If we come to our senses, the world is now on the verge of the emergence of a new kind of Eurasian continental development program. The first cycle of this development would span about two generations—fifty years, of twenty-five years each. During this time, Europe, especially continental Europe, and the U.S.A. would place great emphasis on a new system of long-term credit at fixed rates, for the capital improvements needed to build up Asia's economy, as the challenge of China's growing needs typify this.

For example: Inside the U.S.A. itself, I have put on the table before the U.S. Congress and relevant industries and trade-union organizations, a massive program of investment in basic economic infrastructure in mass transportation and power producing capacities. This pivots on reassigning the vital machine-tool-design capacity, chiefly concentrated in the auto industry, for other urgently needed products of infrastructure, a quality of demand which can be efficiently supplied only by a highly developed, and broadly based machine-tool-design capability.
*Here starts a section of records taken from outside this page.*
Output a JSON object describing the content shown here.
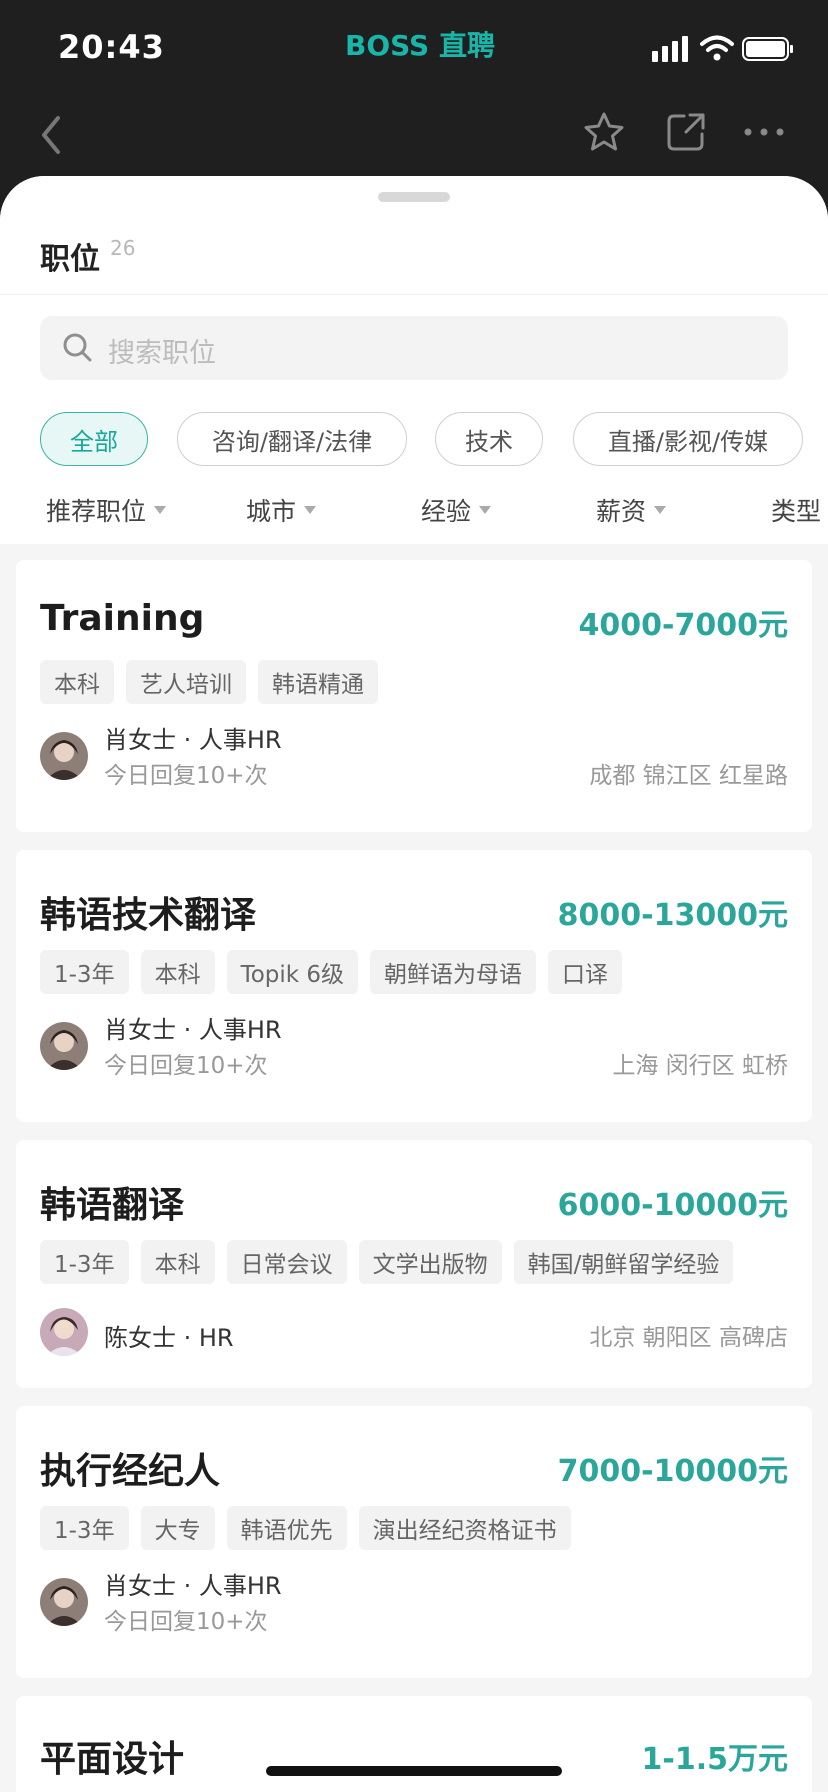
{
  "status": {
    "time": "20:43",
    "brand": "BOSS 直聘"
  },
  "section": {
    "title": "职位",
    "count": "26"
  },
  "search": {
    "placeholder": "搜索职位"
  },
  "chips": [
    "全部",
    "咨询/翻译/法律",
    "技术",
    "直播/影视/传媒"
  ],
  "filters": [
    "推荐职位",
    "城市",
    "经验",
    "薪资",
    "类型"
  ],
  "jobs": [
    {
      "title": "Training",
      "salary": "4000-7000元",
      "tags": [
        "本科",
        "艺人培训",
        "韩语精通"
      ],
      "hr": "肖女士 · 人事HR",
      "reply": "今日回复10+次",
      "location": "成都 锦江区 红星路"
    },
    {
      "title": "韩语技术翻译",
      "salary": "8000-13000元",
      "tags": [
        "1-3年",
        "本科",
        "Topik 6级",
        "朝鲜语为母语",
        "口译"
      ],
      "hr": "肖女士 · 人事HR",
      "reply": "今日回复10+次",
      "location": "上海 闵行区 虹桥"
    },
    {
      "title": "韩语翻译",
      "salary": "6000-10000元",
      "tags": [
        "1-3年",
        "本科",
        "日常会议",
        "文学出版物",
        "韩国/朝鲜留学经验"
      ],
      "hr": "陈女士 · HR",
      "reply": "",
      "location": "北京 朝阳区 高碑店"
    },
    {
      "title": "执行经纪人",
      "salary": "7000-10000元",
      "tags": [
        "1-3年",
        "大专",
        "韩语优先",
        "演出经纪资格证书"
      ],
      "hr": "肖女士 · 人事HR",
      "reply": "今日回复10+次",
      "location": ""
    },
    {
      "title": "平面设计",
      "salary": "1-1.5万元",
      "tags": [],
      "hr": "",
      "reply": "",
      "location": ""
    }
  ],
  "colors": {
    "accent": "#2aa69a",
    "brand": "#19b5a8"
  }
}
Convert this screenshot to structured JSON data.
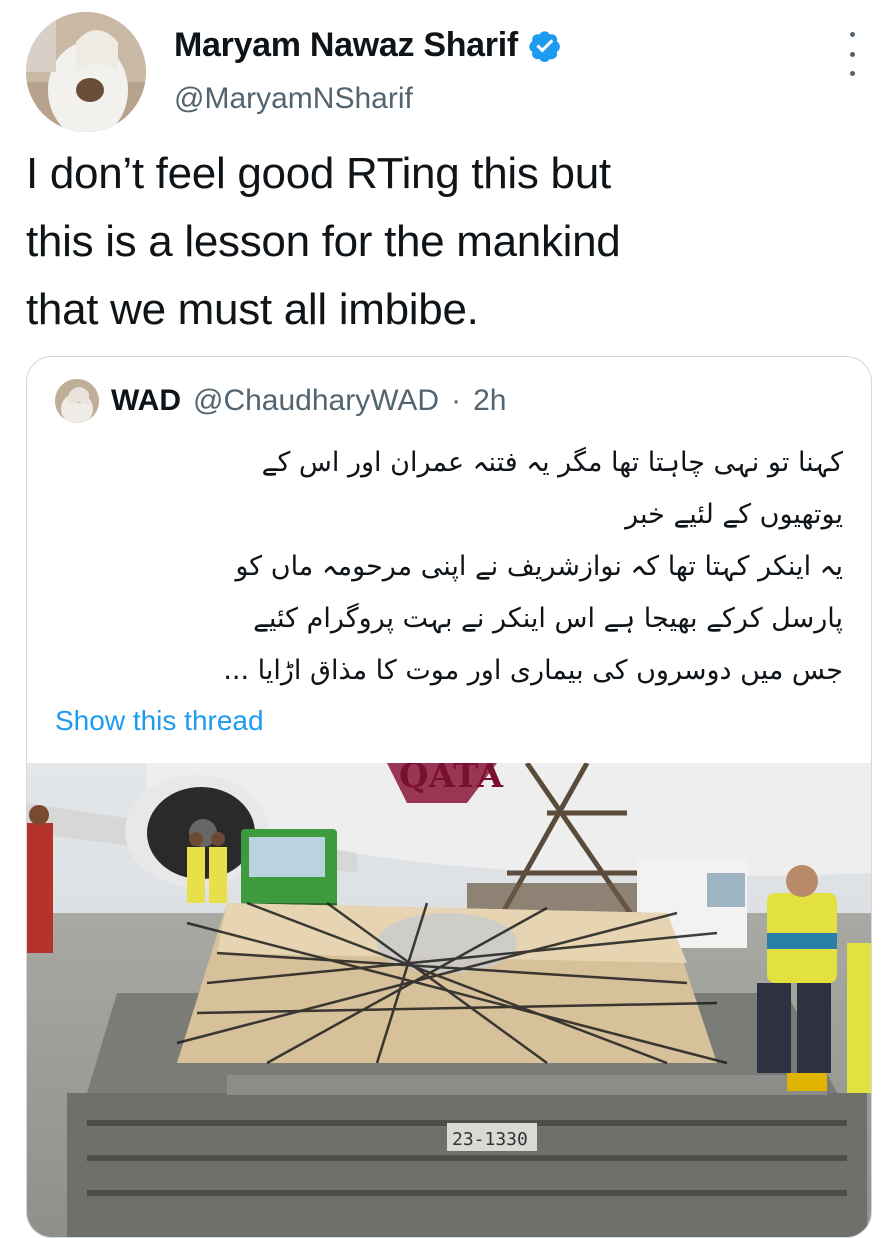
{
  "author": {
    "name": "Maryam Nawaz Sharif",
    "handle": "@MaryamNSharif",
    "verified_icon": "verified-badge-icon",
    "avatar_icon": "profile-photo"
  },
  "tweet": {
    "text_lines": [
      "I don’t feel good RTing this but",
      "this is a lesson for the mankind",
      "that we must all imbibe."
    ]
  },
  "quoted_tweet": {
    "name": "WAD",
    "handle": "@ChaudharyWAD",
    "separator": "·",
    "time": "2h",
    "text_lines": [
      "کہنا تو نہی چاہتا تھا  مگر یہ فتنہ عمران اور اس کے",
      "یوتھیوں کے لئیے خبر",
      "یہ اینکر کہتا تھا کہ نوازشریف نے اپنی مرحومہ ماں کو",
      "پارسل کرکے بھیجا ہے اس اینکر نے بہت پروگرام کئیے",
      "جس میں دوسروں کی بیماری اور موت کا مذاق اڑایا ..."
    ],
    "show_thread": "Show this thread",
    "image": {
      "description_icon": "airport-cargo-photo",
      "airline_letters": "QATA",
      "container_label": "23-1330"
    }
  },
  "colors": {
    "link": "#1d9bf0",
    "verified": "#1d9bf0",
    "secondary_text": "#536471",
    "border": "#cfd9de"
  }
}
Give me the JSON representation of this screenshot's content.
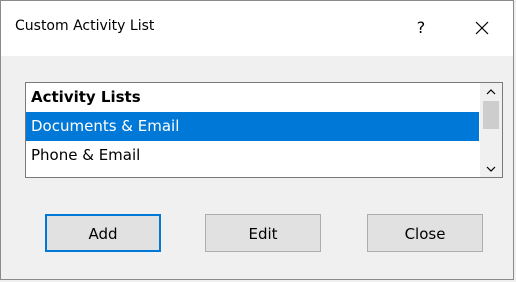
{
  "window": {
    "title": "Custom Activity List",
    "help_label": "?",
    "close_icon": "close-icon"
  },
  "list": {
    "header": "Activity Lists",
    "items": [
      {
        "label": "Documents & Email",
        "selected": true
      },
      {
        "label": "Phone & Email",
        "selected": false
      }
    ]
  },
  "buttons": {
    "add": "Add",
    "edit": "Edit",
    "close": "Close"
  },
  "colors": {
    "selection": "#0078d7",
    "button_face": "#e1e1e1",
    "dialog_bg": "#f0f0f0"
  }
}
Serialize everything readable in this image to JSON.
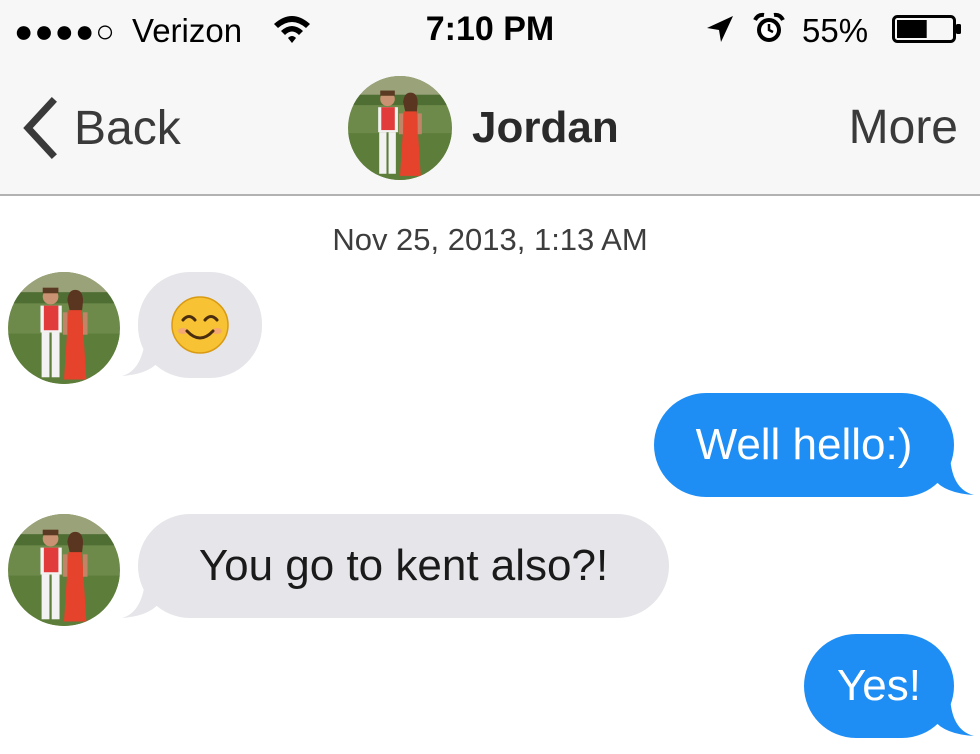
{
  "status_bar": {
    "signal": "●●●●○",
    "carrier": "Verizon",
    "time": "7:10 PM",
    "battery_percent": "55%",
    "battery_level": 0.55,
    "icons": [
      "wifi-icon",
      "location-arrow-icon",
      "alarm-clock-icon",
      "battery-icon"
    ]
  },
  "nav": {
    "back_label": "Back",
    "contact_name": "Jordan",
    "more_label": "More"
  },
  "conversation": {
    "timestamp": "Nov 25, 2013, 1:13 AM",
    "messages": [
      {
        "direction": "incoming",
        "text": "😊"
      },
      {
        "direction": "outgoing",
        "text": "Well hello:)"
      },
      {
        "direction": "incoming",
        "text": "You go to kent also?!"
      },
      {
        "direction": "outgoing",
        "text": "Yes!"
      }
    ]
  },
  "colors": {
    "outgoing_bubble": "#1e8ef5",
    "incoming_bubble": "#e5e5ea",
    "bar_background": "#f7f7f7"
  }
}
Using the methods we experienced under President Franklin Roosevelt, the possibilities are great, provided we act now to prevent existing productive potential from going to waste.

None of this could be achieved under a continuation of the current trends for so-called "globalization." "Globalization," which would never have been tolerated by the generations of the adult population of the 1950s and 1960s, would be a form of imperialism, like that under the alliance of Venetian financier-oligarchy and the crusading Norman chivalry, from which Europe freed itself, to launch modern civilization, only by the wrecking of the Venetian-Norman system through a New Dark Age of the Fourteenth Century. The national cultures of peoples, cultures naturally expressed by the institutional norms of the sovereign nation-state, are indispensable for any durable avoidance of a plunge into such a dark age on a planetary scale.

Meanwhile, the mastery of a growing marginal depletion of so-called primary resources could not occur except under the impact of a science-driver-oriented economy, away from what has been regarded lately as a "services economy." Under such a recovery program, the ideology of monetary theory will be pushed aside as an episode of mass cultural insanity within the span of modern history as a whole. Money systems will be subordinated to their proper function, as regulated systems which facilitate the exchange of goods, and nothing more than that. Physical science, as the practice of lawful change which is in accord with the discovered lawfulness of the universe, will replace monetary theory as the basis for economic policy-shaping.